Fourth, __count__ doesn’t work the way you might think it works: it’s not uniformly fast for all objects. Property access generally has a syntactic assumption of constant-time speediness. This assumption isn’t valid in languages with getters and setters, but since it’s usually the case, it’s not a horribly inaccurate one. Thus, one might expect that evaluating obj.__count__ is an uncomplicated O(1) operation which doesn’t allocate memory and just looks up the size of an idealized hash table. It might be possible to make that true, but in fact it never has been true: generally, computing __count__ is O(n) in the number of properties on the object. Further, because __count__ reuses the same enumeration mechanism as for loops, it usually requires a memory allocation, which can be slow. __count__ has no asymptotic advantage over manual enumeration of the object’s properties.

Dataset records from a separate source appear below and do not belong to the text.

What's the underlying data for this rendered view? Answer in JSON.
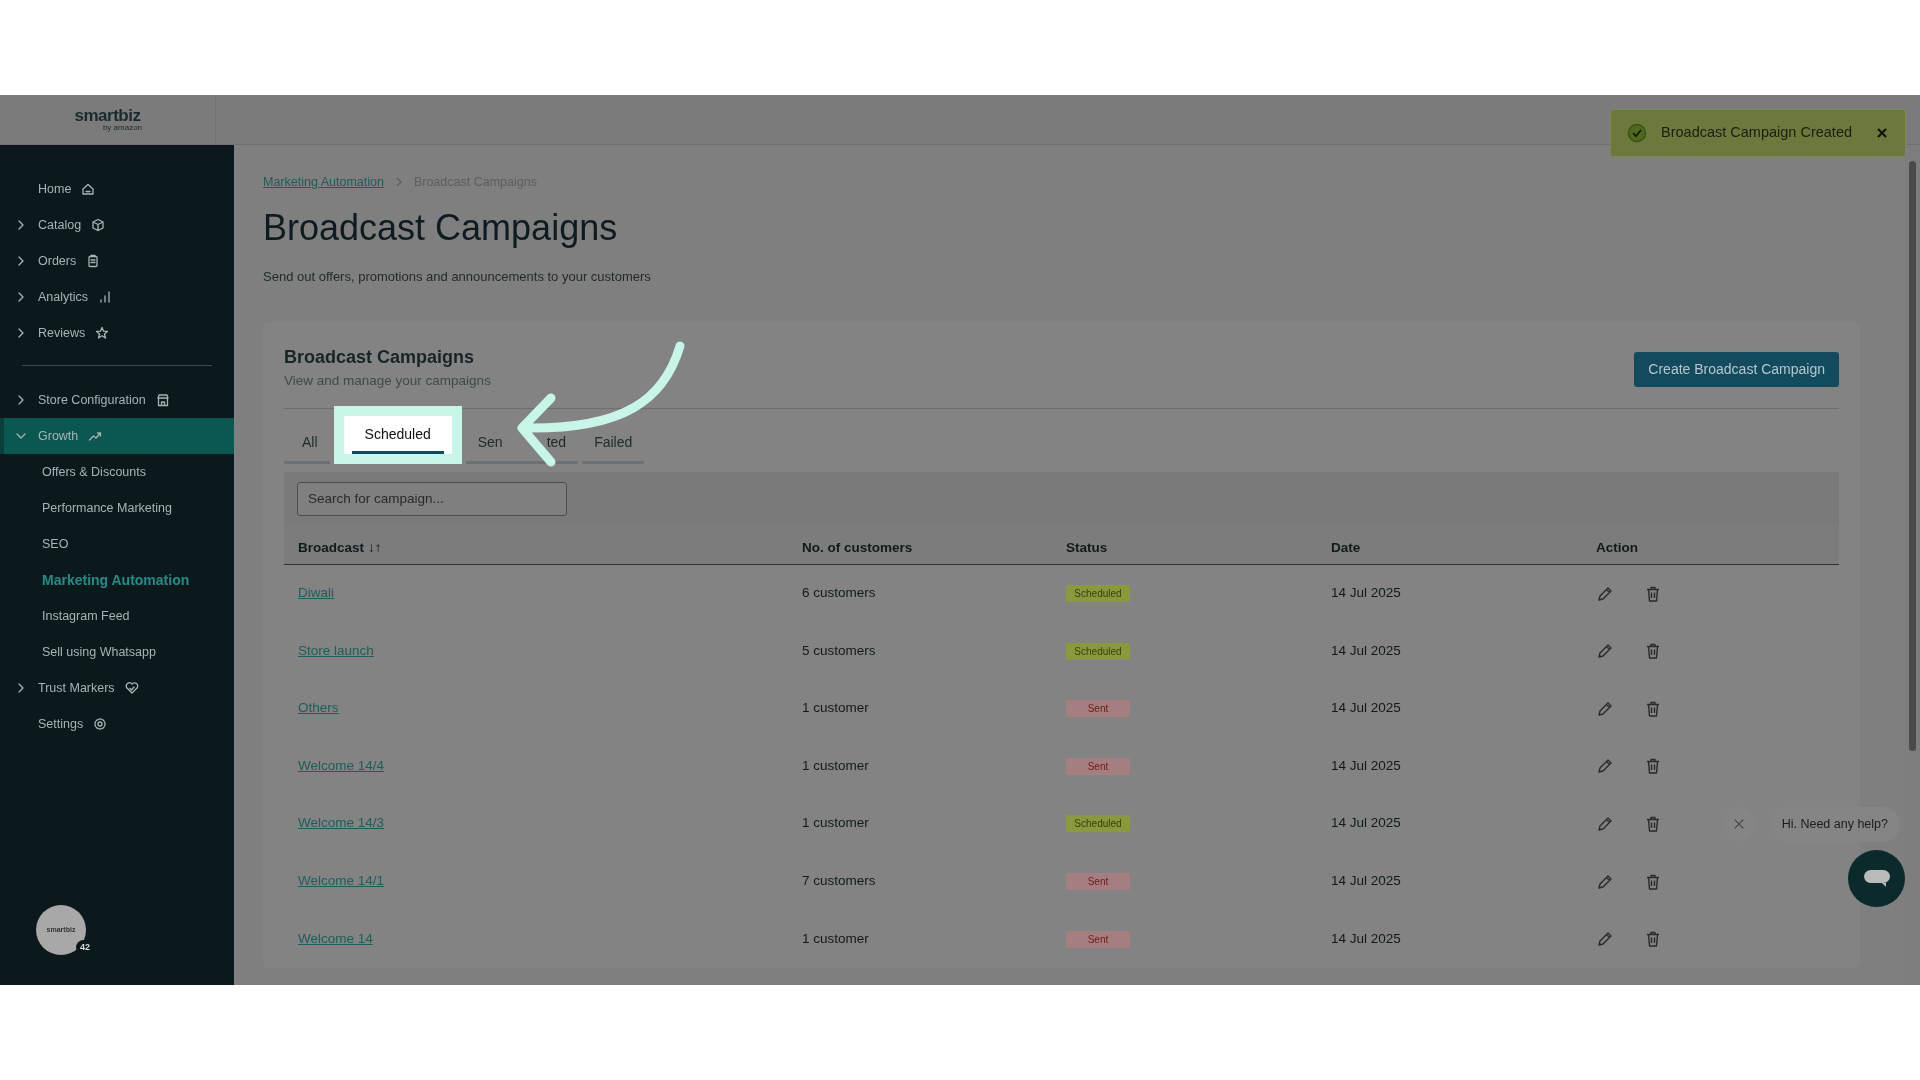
{
  "toast": {
    "message": "Broadcast Campaign Created"
  },
  "logo": {
    "name": "smartbiz",
    "tagline": "by amazon"
  },
  "sidebar": {
    "items": [
      {
        "label": "Home",
        "kind": "link",
        "selected": false
      },
      {
        "label": "Catalog",
        "kind": "group",
        "expanded": false,
        "selected": false
      },
      {
        "label": "Orders",
        "kind": "group",
        "expanded": false,
        "selected": false
      },
      {
        "label": "Analytics",
        "kind": "group",
        "expanded": false,
        "selected": false
      },
      {
        "label": "Reviews",
        "kind": "group",
        "expanded": false,
        "selected": false,
        "divider_after": true
      },
      {
        "label": "Store Configuration",
        "kind": "group",
        "expanded": false,
        "selected": false
      },
      {
        "label": "Growth",
        "kind": "group",
        "expanded": true,
        "selected": true,
        "children": [
          {
            "label": "Offers & Discounts",
            "selected": false
          },
          {
            "label": "Performance Marketing",
            "selected": false
          },
          {
            "label": "SEO",
            "selected": false
          },
          {
            "label": "Marketing Automation",
            "selected": true
          },
          {
            "label": "Instagram Feed",
            "selected": false
          },
          {
            "label": "Sell using Whatsapp",
            "selected": false
          }
        ]
      },
      {
        "label": "Trust Markers",
        "kind": "group",
        "expanded": false,
        "selected": false
      },
      {
        "label": "Settings",
        "kind": "link",
        "selected": false
      }
    ],
    "avatar": {
      "badge": "42",
      "logo": "smartbiz"
    }
  },
  "breadcrumb": [
    {
      "label": "Marketing Automation",
      "link": true
    },
    {
      "label": "Broadcast Campaigns",
      "link": false
    }
  ],
  "page": {
    "title": "Broadcast Campaigns",
    "subtitle": "Send out offers, promotions and announcements to your customers"
  },
  "card": {
    "title": "Broadcast Campaigns",
    "subtitle": "View and manage your campaigns",
    "button": "Create Broadcast Campaign"
  },
  "tabs": [
    {
      "parts": [
        "All"
      ],
      "selected": false,
      "highlighted": false
    },
    {
      "parts": [
        "Scheduled"
      ],
      "selected": true,
      "highlighted": true
    },
    {
      "parts": [
        "Sen",
        "ted"
      ],
      "selected": false,
      "highlighted": false
    },
    {
      "parts": [
        "Failed"
      ],
      "selected": false,
      "highlighted": false
    }
  ],
  "search": {
    "placeholder": "Search for campaign..."
  },
  "table": {
    "columns": [
      "Broadcast",
      "No. of customers",
      "Status",
      "Date",
      "Action"
    ],
    "sort_icon": "↓↑",
    "rows": [
      {
        "name": "Diwali",
        "customers": "6 customers",
        "status": "Scheduled",
        "kind": "scheduled",
        "date": "14 Jul 2025"
      },
      {
        "name": "Store launch",
        "customers": "5 customers",
        "status": "Scheduled",
        "kind": "scheduled",
        "date": "14 Jul 2025"
      },
      {
        "name": "Others",
        "customers": "1 customer",
        "status": "Sent",
        "kind": "sent",
        "date": "14 Jul 2025"
      },
      {
        "name": "Welcome 14/4",
        "customers": "1 customer",
        "status": "Sent",
        "kind": "sent",
        "date": "14 Jul 2025"
      },
      {
        "name": "Welcome 14/3",
        "customers": "1 customer",
        "status": "Scheduled",
        "kind": "scheduled",
        "date": "14 Jul 2025"
      },
      {
        "name": "Welcome 14/1",
        "customers": "7 customers",
        "status": "Sent",
        "kind": "sent",
        "date": "14 Jul 2025"
      },
      {
        "name": "Welcome 14",
        "customers": "1 customer",
        "status": "Sent",
        "kind": "sent",
        "date": "14 Jul 2025"
      }
    ]
  },
  "chat": {
    "prompt": "Hi. Need any help?"
  }
}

In sum, __count__ has problems that mean it doesn’t give you much more than a for (var p in o) loop would. If that loop were placed in a function, it would be almost identical in code size to use of the property — and it would have the advantage of being completely cross-browser.

__count__ is being removed

We have removed support for __count__ from SpiderMonkey. As a consequence __count__ will also be removed from the next version of Firefox based on trunk Mozilla code. (And, of course, future versions of other Mozilla-based products like SeaMonkey will pick the change up when they produce releases based on trunk Mozilla code.) For the above reasons __count__ doesn’t make much sense to keep around, and it imposes real development costs. You should have no difficulty updating your code to implement alternative functionality to __count__. Here’s one example of how you might do this:

function count(o)
  var n = 0;
  for (var p in o)
    n += Object.prototype.hasOwnProperty.call(o, p);
  return n;

assertEqual(count({ 1: 1 }), 1);
assertEqual(count([]), 0);
assertEqual(count([1]), 1);
assertEqual(count([1, /* hole */, 2, 3]), 3);

If you use __count__ and need to test changes to remove that use, you can experiment with a version of Firefox with support for __count__ removed by downloading a nightly from nightly.mozilla.org. (Don’t forget to use the profile manager if you want to keep the settings you use with your primary Firefox installation pristine.)